We do very well in a contained setting. The place where we lose value so often is in the transition between different settings, organizations, staffing, management and priorities. The service line is a way to view the healthcare system and the healthcare industry from the patient’s perspective and requires us to manage and make capital and operations decisions relative to a whole continuum of care and not just a slice of it.

Where there is one service line in a hospital system, and it oftentimes is cardiovascular to start, once that starts working, hospitals typically are adding service lines. The service line will drive strategy, performance, operations and market. Individual facilities, whether it is a clinic or a hospital or a nursing home, will be operational units that will be responsible to manage operational and not strategic or performance things.

How will the symposium position attendees to meet the challenges of healthcare reform?

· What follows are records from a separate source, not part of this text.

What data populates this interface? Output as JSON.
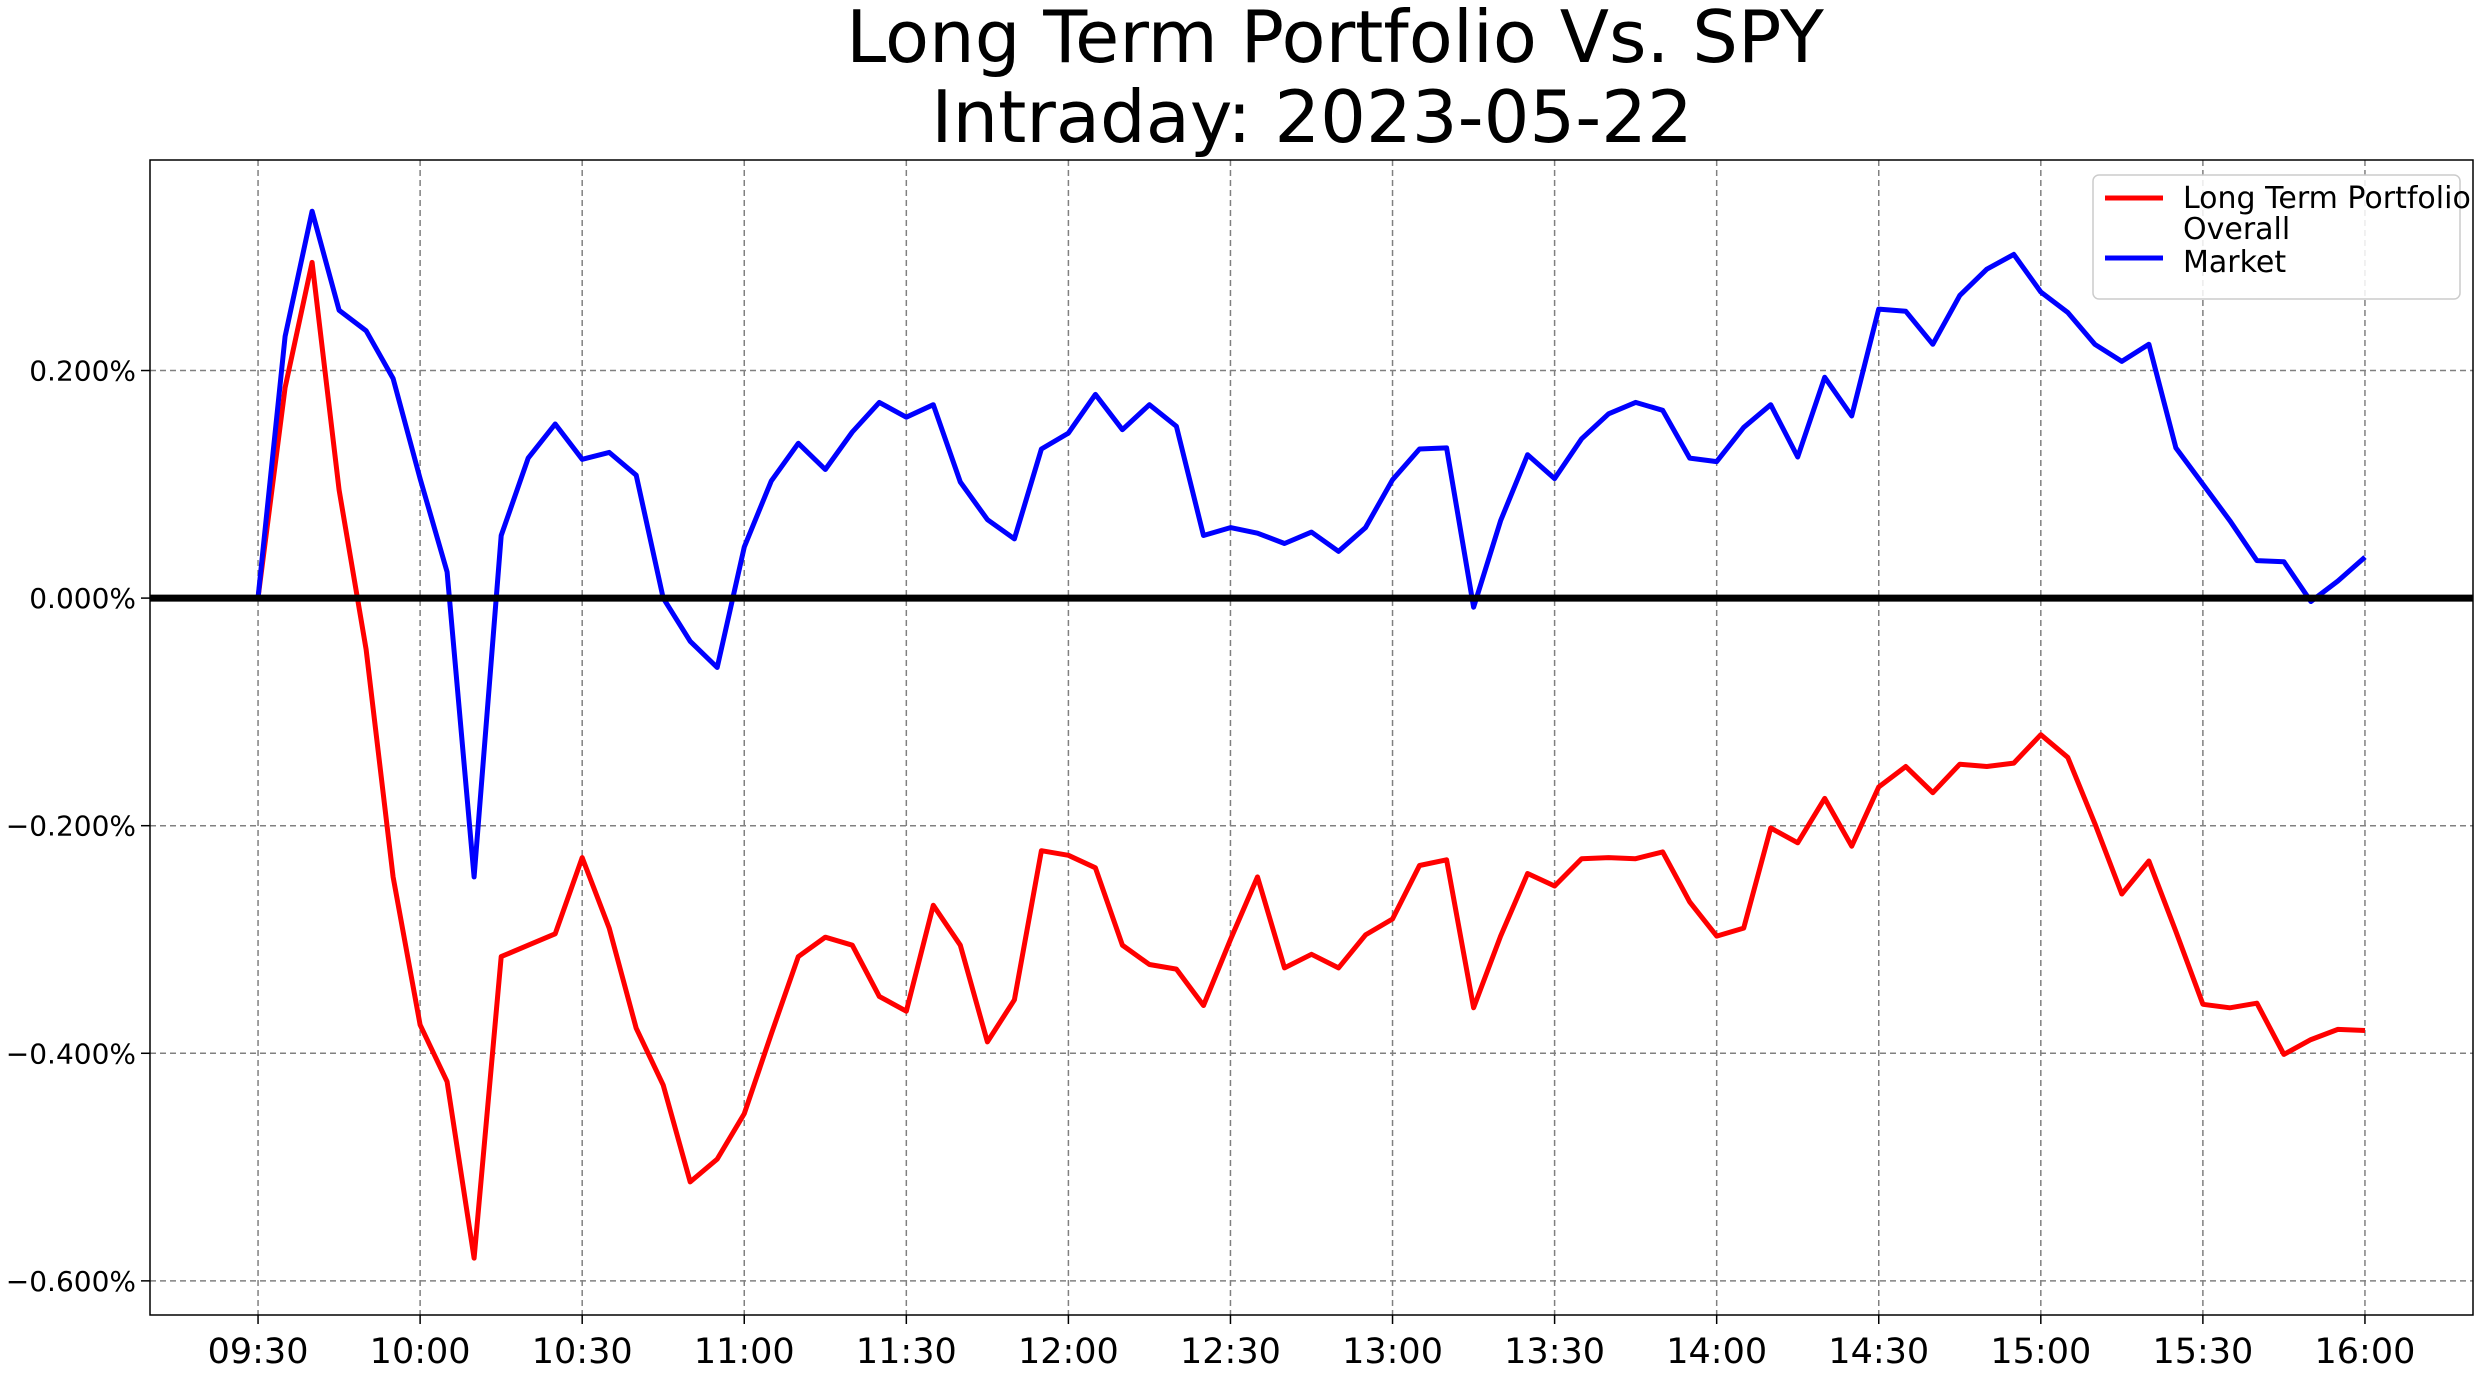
{
  "chart_data": {
    "type": "line",
    "title": "Long Term Portfolio Vs. SPY",
    "subtitle": "Intraday: 2023-05-22",
    "xlabel": "",
    "ylabel": "",
    "x_tick_labels": [
      "09:30",
      "10:00",
      "10:30",
      "11:00",
      "11:30",
      "12:00",
      "12:30",
      "13:00",
      "13:30",
      "14:00",
      "14:30",
      "15:00",
      "15:30",
      "16:00"
    ],
    "y_ticks": [
      0.2,
      0.0,
      -0.2,
      -0.4,
      -0.6
    ],
    "y_tick_labels": [
      "0.200%",
      "0.000%",
      "−0.200%",
      "−0.400%",
      "−0.600%"
    ],
    "ylim": [
      -0.63,
      0.385
    ],
    "x_start": "09:30",
    "x_end": "16:00",
    "xlim": [
      "09:10",
      "16:20"
    ],
    "grid": true,
    "zero_line": true,
    "legend_position": "top-right",
    "series": [
      {
        "name": "Long Term Portfolio",
        "color": "#ff0000",
        "values": [
          0.0,
          0.185,
          0.295,
          0.095,
          -0.045,
          -0.245,
          -0.375,
          -0.425,
          -0.58,
          -0.315,
          -0.305,
          -0.295,
          -0.228,
          -0.29,
          -0.378,
          -0.428,
          -0.513,
          -0.493,
          -0.453,
          -0.383,
          -0.315,
          -0.298,
          -0.305,
          -0.35,
          -0.363,
          -0.27,
          -0.305,
          -0.39,
          -0.353,
          -0.222,
          -0.226,
          -0.237,
          -0.305,
          -0.322,
          -0.326,
          -0.358,
          -0.3,
          -0.245,
          -0.325,
          -0.313,
          -0.325,
          -0.296,
          -0.282,
          -0.235,
          -0.23,
          -0.36,
          -0.297,
          -0.242,
          -0.253,
          -0.229,
          -0.228,
          -0.229,
          -0.223,
          -0.267,
          -0.297,
          -0.29,
          -0.202,
          -0.215,
          -0.176,
          -0.218,
          -0.166,
          -0.148,
          -0.171,
          -0.146,
          -0.148,
          -0.145,
          -0.12,
          -0.14,
          -0.198,
          -0.26,
          -0.231,
          -0.293,
          -0.357,
          -0.36,
          -0.356,
          -0.401,
          -0.388,
          -0.379,
          -0.38
        ]
      },
      {
        "name": "Overall\nMarket",
        "color": "#0000ff",
        "values": [
          0.0,
          0.23,
          0.34,
          0.253,
          0.235,
          0.193,
          0.105,
          0.023,
          -0.245,
          0.055,
          0.123,
          0.153,
          0.122,
          0.128,
          0.108,
          0.0,
          -0.038,
          -0.061,
          0.045,
          0.103,
          0.136,
          0.113,
          0.146,
          0.172,
          0.159,
          0.17,
          0.102,
          0.069,
          0.052,
          0.131,
          0.145,
          0.179,
          0.148,
          0.17,
          0.151,
          0.055,
          0.062,
          0.057,
          0.048,
          0.058,
          0.041,
          0.062,
          0.104,
          0.131,
          0.132,
          -0.008,
          0.068,
          0.126,
          0.105,
          0.14,
          0.162,
          0.172,
          0.165,
          0.123,
          0.12,
          0.15,
          0.17,
          0.124,
          0.194,
          0.16,
          0.254,
          0.252,
          0.223,
          0.266,
          0.289,
          0.302,
          0.269,
          0.251,
          0.223,
          0.208,
          0.223,
          0.132,
          0.1,
          0.068,
          0.033,
          0.032,
          -0.003,
          0.015,
          0.036
        ]
      }
    ]
  }
}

One of the first presentations of the session is managing strategic change. What we are seeing inside hospital systems is chaos: there is so much change, so many new requirements and regulations, with fewer resources, and so much more scrutiny of the work we do, that it is chaotic. Hopefully this conference will give our attendees some tangible places to calm the chaos.

They will all start and leave from different places. Because we have physician leaders, CEOs of systems, directors of cath labs, folks who are leading from all different aspects of their organizations, I hope we have enough based on solutions and implementable places to start, that they can walk out with three or four tangible [strategies]. Often it is hard to see the whole picture of what to change in an organization but it becomes clearer if you start creating some successes.